The Impossible (Entertainment One, £21.99)
As anglicised versions of the real Spanish family upon whom the film’s story is based, Naomi Watts and Ewan McGregor do their best to respond honestly to the emotional demands of the situation, but director Juan Antonio Bayona’s disinterest in humanising any of the locals ends up demonising the people of Thailand, who suffered just as much as the rich white tourists with whom the film spends its time empathising.
Of course there’s no reason why exploring the experiences of a European family shouldn’t be a valid approach simply because they’re from a privileged background, but Bayona’s absolute disinterest in widening the film’s focus is a terrible mistake, one that leaves an increasingly bad taste in the mouth, particularly as the film’s horribly insensitive and myopic ending inadvertently makes the family appear contemptible.
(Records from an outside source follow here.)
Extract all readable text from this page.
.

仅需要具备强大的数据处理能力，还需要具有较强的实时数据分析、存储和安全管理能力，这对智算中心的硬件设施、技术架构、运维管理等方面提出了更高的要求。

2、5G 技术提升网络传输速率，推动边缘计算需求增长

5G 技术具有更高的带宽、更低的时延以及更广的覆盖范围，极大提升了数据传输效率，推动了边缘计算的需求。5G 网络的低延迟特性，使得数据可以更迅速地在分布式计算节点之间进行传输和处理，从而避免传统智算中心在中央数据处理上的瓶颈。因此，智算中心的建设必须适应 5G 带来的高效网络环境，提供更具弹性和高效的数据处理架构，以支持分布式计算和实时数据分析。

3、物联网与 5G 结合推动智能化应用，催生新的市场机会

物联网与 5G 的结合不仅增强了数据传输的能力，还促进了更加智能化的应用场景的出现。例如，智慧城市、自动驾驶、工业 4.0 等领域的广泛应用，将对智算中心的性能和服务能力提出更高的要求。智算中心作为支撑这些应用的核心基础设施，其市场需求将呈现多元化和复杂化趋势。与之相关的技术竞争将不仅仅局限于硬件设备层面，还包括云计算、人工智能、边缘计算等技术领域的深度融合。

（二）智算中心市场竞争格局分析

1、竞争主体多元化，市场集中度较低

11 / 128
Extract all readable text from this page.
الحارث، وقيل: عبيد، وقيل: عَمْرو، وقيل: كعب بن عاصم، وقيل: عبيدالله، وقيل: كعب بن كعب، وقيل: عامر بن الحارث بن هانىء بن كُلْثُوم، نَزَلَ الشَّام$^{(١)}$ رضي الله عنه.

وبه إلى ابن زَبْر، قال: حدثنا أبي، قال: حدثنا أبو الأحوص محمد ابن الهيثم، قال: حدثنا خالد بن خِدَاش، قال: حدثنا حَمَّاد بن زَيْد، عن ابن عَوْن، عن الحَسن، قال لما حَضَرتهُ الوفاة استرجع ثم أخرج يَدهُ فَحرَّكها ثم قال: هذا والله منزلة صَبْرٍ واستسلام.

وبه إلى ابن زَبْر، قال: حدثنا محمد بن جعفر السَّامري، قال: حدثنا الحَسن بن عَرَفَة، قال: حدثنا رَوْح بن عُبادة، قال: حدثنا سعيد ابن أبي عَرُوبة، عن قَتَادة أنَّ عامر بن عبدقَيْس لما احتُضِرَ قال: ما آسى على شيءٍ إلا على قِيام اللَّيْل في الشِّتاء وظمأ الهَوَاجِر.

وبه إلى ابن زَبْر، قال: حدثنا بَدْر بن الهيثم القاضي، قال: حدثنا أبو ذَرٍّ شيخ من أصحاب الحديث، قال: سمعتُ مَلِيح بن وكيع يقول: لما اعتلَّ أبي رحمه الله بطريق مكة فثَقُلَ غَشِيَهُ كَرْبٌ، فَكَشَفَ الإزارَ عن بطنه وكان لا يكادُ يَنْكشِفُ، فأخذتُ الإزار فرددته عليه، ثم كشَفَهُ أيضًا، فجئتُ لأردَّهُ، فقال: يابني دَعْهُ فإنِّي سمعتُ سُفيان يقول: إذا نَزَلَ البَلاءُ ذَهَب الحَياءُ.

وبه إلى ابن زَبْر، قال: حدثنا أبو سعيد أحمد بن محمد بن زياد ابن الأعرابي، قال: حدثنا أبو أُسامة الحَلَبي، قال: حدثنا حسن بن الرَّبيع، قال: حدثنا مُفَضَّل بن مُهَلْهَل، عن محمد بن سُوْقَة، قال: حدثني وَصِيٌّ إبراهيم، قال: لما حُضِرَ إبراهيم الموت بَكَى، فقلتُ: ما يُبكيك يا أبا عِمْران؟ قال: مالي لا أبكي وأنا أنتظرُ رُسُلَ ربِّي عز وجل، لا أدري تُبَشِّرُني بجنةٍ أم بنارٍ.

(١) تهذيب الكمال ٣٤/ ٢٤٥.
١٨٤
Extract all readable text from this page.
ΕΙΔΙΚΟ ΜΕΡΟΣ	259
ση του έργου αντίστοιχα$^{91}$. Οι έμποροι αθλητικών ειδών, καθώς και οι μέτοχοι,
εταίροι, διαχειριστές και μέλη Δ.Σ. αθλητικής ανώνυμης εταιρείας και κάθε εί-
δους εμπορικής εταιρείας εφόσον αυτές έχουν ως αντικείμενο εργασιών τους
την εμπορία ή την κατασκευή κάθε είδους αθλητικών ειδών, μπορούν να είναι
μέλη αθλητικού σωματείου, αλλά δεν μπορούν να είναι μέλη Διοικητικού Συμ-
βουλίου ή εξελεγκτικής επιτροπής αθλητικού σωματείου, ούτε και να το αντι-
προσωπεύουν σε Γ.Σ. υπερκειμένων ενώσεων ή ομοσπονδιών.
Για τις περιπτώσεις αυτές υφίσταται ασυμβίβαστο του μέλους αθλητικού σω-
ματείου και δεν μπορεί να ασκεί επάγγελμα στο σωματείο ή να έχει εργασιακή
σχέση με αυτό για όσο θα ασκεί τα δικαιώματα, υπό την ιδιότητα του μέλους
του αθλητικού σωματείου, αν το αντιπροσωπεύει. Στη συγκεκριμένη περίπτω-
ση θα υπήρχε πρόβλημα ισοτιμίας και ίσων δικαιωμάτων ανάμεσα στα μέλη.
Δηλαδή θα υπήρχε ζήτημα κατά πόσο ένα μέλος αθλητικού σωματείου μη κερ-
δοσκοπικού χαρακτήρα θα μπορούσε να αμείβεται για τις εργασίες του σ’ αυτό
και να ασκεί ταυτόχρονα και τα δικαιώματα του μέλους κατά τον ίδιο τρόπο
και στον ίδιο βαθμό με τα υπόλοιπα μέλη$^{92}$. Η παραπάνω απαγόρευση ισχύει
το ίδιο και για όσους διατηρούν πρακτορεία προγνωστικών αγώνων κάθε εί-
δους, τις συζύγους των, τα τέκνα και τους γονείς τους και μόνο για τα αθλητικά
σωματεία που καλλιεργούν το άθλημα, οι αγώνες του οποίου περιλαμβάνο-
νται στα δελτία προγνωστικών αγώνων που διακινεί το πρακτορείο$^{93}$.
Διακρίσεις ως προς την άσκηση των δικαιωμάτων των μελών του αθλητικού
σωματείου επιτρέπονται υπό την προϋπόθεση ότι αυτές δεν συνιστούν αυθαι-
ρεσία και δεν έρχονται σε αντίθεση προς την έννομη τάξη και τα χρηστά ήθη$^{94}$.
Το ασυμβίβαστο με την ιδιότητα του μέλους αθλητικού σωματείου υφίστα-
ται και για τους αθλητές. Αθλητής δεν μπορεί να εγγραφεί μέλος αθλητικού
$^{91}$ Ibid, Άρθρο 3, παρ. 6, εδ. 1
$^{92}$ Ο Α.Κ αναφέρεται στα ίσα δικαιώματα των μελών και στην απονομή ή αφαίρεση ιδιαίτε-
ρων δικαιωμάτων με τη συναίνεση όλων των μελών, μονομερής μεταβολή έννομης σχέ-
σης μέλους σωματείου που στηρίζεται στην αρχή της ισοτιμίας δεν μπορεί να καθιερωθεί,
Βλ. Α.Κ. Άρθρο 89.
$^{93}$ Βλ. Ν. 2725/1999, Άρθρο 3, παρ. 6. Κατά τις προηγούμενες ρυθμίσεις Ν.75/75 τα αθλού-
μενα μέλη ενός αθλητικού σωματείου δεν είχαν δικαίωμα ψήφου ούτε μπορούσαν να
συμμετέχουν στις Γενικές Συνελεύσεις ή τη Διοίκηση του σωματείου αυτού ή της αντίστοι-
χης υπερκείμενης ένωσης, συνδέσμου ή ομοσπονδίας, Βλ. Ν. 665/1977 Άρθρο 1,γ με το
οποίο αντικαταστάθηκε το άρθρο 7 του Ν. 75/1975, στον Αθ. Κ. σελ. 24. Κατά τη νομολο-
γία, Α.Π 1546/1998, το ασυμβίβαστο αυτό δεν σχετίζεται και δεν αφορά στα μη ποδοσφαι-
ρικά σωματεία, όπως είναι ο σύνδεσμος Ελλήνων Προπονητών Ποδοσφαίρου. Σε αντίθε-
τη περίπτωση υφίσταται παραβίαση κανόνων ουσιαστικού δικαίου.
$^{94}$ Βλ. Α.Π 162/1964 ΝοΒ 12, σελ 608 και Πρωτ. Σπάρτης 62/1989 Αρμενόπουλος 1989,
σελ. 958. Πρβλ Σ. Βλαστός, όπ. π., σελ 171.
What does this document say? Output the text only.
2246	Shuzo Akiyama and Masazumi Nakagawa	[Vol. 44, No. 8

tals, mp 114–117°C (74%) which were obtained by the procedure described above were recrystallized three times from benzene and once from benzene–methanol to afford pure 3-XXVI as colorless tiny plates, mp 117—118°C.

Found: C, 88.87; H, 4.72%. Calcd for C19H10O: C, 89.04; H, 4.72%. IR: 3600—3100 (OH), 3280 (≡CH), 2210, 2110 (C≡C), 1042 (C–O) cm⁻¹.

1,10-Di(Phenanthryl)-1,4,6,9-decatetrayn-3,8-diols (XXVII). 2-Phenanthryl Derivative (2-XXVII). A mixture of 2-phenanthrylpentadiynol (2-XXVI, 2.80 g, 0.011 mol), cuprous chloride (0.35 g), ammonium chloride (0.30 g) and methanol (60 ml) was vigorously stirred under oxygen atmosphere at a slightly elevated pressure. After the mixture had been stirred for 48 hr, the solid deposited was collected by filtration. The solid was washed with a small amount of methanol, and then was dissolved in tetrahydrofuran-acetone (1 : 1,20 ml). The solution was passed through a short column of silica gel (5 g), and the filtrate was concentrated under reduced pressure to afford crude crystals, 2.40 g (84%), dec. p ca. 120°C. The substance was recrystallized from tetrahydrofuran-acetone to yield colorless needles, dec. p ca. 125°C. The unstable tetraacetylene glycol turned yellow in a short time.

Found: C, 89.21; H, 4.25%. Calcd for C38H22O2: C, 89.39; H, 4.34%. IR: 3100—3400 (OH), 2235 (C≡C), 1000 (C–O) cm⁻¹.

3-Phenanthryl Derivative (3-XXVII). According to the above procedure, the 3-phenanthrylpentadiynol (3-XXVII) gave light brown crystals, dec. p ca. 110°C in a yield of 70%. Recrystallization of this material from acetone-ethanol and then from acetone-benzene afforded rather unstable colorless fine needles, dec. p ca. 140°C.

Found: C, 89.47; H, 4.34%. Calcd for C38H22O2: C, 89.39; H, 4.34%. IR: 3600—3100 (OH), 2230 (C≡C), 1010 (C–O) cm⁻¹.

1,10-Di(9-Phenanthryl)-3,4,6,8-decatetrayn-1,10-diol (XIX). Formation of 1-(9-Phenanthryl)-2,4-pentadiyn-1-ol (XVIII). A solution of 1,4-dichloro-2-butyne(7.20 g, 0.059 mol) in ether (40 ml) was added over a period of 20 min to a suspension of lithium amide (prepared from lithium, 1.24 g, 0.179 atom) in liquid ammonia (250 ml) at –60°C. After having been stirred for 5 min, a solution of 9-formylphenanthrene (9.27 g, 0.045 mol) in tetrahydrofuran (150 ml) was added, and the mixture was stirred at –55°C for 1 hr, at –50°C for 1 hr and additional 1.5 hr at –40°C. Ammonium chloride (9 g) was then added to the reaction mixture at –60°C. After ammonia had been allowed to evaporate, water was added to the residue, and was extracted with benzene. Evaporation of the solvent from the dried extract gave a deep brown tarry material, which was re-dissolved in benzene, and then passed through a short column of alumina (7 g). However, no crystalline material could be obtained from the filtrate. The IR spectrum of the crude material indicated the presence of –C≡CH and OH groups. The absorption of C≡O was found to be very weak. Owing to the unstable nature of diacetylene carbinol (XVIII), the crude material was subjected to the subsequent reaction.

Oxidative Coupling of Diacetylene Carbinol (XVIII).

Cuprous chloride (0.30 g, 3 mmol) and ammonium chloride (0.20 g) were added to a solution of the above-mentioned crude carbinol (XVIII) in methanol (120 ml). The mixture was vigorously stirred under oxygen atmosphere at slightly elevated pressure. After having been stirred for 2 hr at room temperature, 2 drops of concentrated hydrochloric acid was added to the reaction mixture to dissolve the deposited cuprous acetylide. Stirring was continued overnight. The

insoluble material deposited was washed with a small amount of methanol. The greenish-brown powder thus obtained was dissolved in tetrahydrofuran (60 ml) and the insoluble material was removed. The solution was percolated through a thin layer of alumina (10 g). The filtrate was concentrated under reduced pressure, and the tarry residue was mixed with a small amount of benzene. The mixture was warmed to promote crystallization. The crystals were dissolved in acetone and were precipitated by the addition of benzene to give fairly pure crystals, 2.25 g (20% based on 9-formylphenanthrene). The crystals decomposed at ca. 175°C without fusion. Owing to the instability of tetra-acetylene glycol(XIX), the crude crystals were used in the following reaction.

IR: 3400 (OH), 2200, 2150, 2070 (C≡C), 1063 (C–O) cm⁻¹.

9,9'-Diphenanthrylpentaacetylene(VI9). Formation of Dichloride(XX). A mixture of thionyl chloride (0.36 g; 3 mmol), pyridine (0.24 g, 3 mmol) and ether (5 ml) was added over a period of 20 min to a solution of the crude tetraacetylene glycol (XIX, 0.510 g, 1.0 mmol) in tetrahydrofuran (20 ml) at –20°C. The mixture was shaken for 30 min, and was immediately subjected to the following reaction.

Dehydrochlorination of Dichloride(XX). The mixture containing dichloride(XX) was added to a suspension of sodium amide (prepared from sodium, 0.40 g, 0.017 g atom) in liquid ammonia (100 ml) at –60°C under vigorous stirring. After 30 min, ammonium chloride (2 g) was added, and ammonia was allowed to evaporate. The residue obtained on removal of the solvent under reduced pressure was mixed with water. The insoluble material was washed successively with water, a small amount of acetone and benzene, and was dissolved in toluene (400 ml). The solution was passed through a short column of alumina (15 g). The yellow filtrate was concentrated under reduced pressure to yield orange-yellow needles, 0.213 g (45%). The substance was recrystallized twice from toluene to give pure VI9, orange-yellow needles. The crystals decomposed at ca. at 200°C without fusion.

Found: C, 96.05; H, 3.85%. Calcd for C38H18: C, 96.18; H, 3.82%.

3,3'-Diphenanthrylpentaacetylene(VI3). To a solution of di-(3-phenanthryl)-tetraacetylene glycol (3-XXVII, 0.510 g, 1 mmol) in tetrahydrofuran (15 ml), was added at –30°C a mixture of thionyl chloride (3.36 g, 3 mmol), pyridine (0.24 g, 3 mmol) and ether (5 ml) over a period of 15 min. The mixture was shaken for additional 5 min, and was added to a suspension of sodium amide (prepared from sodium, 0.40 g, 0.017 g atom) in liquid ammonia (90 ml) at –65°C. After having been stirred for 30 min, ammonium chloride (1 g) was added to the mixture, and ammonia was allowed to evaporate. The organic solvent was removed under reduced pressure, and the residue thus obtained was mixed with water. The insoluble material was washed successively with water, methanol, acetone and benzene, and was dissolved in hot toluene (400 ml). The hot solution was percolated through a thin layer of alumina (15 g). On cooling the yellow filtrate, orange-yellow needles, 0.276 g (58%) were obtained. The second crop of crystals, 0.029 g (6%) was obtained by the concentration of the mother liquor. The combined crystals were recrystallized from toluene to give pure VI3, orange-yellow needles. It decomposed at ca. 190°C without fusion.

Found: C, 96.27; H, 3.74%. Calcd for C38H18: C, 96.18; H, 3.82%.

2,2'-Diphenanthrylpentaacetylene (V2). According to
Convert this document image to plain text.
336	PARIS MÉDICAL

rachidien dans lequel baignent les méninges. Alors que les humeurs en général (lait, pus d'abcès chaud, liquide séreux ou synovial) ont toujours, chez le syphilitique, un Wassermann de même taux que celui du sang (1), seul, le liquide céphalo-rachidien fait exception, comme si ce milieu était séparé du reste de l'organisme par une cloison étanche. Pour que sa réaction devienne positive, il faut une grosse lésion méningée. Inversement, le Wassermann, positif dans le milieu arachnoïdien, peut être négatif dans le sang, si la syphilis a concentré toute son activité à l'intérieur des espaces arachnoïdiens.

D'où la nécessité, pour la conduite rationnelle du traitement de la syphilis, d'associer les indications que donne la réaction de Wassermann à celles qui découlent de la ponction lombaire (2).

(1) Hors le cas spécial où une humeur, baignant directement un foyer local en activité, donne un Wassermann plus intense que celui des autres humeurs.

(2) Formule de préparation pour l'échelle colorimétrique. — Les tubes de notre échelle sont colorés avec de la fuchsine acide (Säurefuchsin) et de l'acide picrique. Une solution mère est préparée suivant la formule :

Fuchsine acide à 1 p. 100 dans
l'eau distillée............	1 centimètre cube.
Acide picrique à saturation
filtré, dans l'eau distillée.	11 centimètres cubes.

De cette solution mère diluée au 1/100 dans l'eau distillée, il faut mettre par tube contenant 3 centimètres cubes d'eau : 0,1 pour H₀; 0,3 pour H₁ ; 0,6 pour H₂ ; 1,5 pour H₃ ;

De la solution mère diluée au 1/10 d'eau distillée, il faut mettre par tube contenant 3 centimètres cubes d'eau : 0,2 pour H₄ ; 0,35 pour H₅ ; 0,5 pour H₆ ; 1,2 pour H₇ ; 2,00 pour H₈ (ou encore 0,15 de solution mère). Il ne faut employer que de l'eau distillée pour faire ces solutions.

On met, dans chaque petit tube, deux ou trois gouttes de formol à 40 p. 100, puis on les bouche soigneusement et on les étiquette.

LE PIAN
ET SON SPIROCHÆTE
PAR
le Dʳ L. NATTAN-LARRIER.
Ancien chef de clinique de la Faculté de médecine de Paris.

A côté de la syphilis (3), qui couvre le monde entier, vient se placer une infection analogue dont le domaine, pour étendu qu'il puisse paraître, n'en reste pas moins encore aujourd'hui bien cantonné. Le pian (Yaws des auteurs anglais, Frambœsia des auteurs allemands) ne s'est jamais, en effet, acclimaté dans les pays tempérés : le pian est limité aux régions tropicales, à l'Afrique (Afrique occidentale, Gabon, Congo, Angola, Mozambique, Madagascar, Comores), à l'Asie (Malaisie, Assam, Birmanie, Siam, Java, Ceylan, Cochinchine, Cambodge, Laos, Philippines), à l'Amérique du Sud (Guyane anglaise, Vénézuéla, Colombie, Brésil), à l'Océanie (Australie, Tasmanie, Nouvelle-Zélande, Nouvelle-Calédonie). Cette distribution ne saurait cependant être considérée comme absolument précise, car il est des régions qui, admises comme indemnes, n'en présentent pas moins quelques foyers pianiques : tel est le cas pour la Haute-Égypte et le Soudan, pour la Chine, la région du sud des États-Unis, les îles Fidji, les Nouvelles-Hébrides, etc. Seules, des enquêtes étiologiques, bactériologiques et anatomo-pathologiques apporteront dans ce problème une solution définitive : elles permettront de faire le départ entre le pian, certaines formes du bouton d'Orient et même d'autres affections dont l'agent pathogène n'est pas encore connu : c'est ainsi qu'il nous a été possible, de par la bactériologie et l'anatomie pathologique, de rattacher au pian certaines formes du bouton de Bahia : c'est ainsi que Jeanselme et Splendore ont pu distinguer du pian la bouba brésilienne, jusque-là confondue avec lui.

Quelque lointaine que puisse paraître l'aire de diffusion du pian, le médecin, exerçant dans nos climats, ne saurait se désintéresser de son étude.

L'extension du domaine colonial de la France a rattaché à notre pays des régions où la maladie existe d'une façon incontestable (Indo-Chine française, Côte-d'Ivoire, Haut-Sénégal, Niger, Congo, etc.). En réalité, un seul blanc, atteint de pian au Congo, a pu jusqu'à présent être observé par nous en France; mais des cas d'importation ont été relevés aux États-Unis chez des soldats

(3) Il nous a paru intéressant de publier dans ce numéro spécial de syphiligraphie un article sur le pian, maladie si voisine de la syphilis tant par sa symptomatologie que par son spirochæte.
Billy Liar - 50th Anniversary Edition (Studio Canal, £16.99)
It’s been half a century since Billy Liar first emerged on the big screen. Watched today, John Schlesinger’s adaptation of Keith Waterhouse’s 1959 novel and Willis Hall’s subsequent stage version remains a fascinating snapshot of Britain in a moment of great social transition.
Caught between the end of the immediate post-War era and the onset of the Swinging Sixties, its eponymous hero (played by Tom Courtenay) is certainly a poignant and prescient creation. An incessant fantasist determined to shirk off the limited scope of his working-class background, but too afraid to attempt to make his dreams a reality, he may rail against perceived oppression but he lacks the self-awareness to realise that the only person in his way is himself.
As such, the film, at least thematically, feels more analogous to American common man tragedies like Death of a Salesman than the Angry Young Man films (Look Back in Anger, The Loneliness of the Long Distance Runner) with which it’s frequently lumped. Visually, though, it’s very much of a piece with those British New Wave classics.